China
Purpose:
Tumor angiogenesis drives prognostic heterogeneity in clear cell renal cell carcinoma (ccRCC), but macroscopic imaging cannot predict angiogenesis-related gene dysregulation. We aimed to develop a noninvasive radiogenomic model for assessing angiogenesis-associated gene signatures.
Methods:
Transcriptomic profiles from TCGA-KIRC were analyzed via “ConsensusClusterPlus” to identify angiogenesis subtypes. Univariate Cox, LASSO and Multivariate Cox regression selected prognostic angiogenesis-related genes, constructing a signature-based risk model. Prognostic nomograms integrated genomic markers with clinical variables.
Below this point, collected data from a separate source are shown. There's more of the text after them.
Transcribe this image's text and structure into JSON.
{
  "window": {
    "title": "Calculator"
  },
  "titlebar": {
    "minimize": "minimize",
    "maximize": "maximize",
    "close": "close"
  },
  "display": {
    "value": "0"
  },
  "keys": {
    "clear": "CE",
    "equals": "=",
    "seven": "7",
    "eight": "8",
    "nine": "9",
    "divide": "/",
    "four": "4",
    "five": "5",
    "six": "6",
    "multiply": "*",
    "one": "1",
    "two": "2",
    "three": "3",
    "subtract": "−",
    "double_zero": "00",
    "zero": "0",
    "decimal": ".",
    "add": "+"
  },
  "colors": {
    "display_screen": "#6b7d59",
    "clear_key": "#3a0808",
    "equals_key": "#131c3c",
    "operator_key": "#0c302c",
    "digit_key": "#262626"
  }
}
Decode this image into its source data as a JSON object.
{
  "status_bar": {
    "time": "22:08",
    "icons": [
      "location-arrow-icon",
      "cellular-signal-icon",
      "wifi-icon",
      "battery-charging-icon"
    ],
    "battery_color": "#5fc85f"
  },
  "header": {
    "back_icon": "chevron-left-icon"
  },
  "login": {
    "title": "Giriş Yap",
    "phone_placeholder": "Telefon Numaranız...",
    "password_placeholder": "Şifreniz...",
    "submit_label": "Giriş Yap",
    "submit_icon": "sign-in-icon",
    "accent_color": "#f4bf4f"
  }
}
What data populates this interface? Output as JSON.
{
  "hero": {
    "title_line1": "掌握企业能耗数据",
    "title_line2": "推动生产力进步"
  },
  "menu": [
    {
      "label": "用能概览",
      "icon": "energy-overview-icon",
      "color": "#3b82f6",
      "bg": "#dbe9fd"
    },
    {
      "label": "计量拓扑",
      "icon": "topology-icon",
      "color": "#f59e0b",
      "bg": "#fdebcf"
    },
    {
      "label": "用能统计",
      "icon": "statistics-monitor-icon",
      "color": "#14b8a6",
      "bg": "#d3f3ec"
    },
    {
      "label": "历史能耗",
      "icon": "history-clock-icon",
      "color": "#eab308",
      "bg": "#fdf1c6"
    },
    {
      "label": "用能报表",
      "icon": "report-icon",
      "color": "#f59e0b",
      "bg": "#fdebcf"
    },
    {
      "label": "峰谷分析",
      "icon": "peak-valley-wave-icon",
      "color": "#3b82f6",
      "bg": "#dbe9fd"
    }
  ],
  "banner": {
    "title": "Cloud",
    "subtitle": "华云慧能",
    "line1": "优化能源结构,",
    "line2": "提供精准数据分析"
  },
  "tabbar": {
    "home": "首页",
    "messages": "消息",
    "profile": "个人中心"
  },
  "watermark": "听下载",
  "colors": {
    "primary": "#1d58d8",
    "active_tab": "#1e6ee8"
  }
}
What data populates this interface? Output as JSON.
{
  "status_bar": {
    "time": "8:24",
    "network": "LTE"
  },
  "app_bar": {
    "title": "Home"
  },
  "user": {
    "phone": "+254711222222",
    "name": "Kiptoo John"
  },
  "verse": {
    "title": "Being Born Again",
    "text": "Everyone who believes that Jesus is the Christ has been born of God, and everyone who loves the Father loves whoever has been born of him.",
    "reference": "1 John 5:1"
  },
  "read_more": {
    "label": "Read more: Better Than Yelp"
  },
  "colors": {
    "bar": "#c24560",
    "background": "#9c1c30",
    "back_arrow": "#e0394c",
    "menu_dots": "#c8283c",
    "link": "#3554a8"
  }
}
Radiomic features from TCIA CT images identified biomarkers stratifying angiogenesis expression, forming a radiogenomic prognostic nomogram. Performance was validated using receiver operating characteristic curves, calibration plots, and decision curve analysis.
Results:
The ccRCC patients were stratified into two angiogenesis-based molecular subtypes. An eight-gene angiogenesis signature predicted overall survival in TCGA, categorizing patients into low-/high-risk groups. Six radiomic features predicting signature expression were identified (Training AUC = 0.753; Testing AUC = 0.814). The combined radiogenomic-clinical nomogram achieved time-dependent survival AUCs of 0.870 (1-year), 0.811 (3-year), and 0.784 (5-year).
Conclusion:
The radiogenomics model correlates significantly with angiogenesis-related gene expression and enables prognostic stratification in ccRCC, supporting precision treatment selection and advancing personalized theranostics.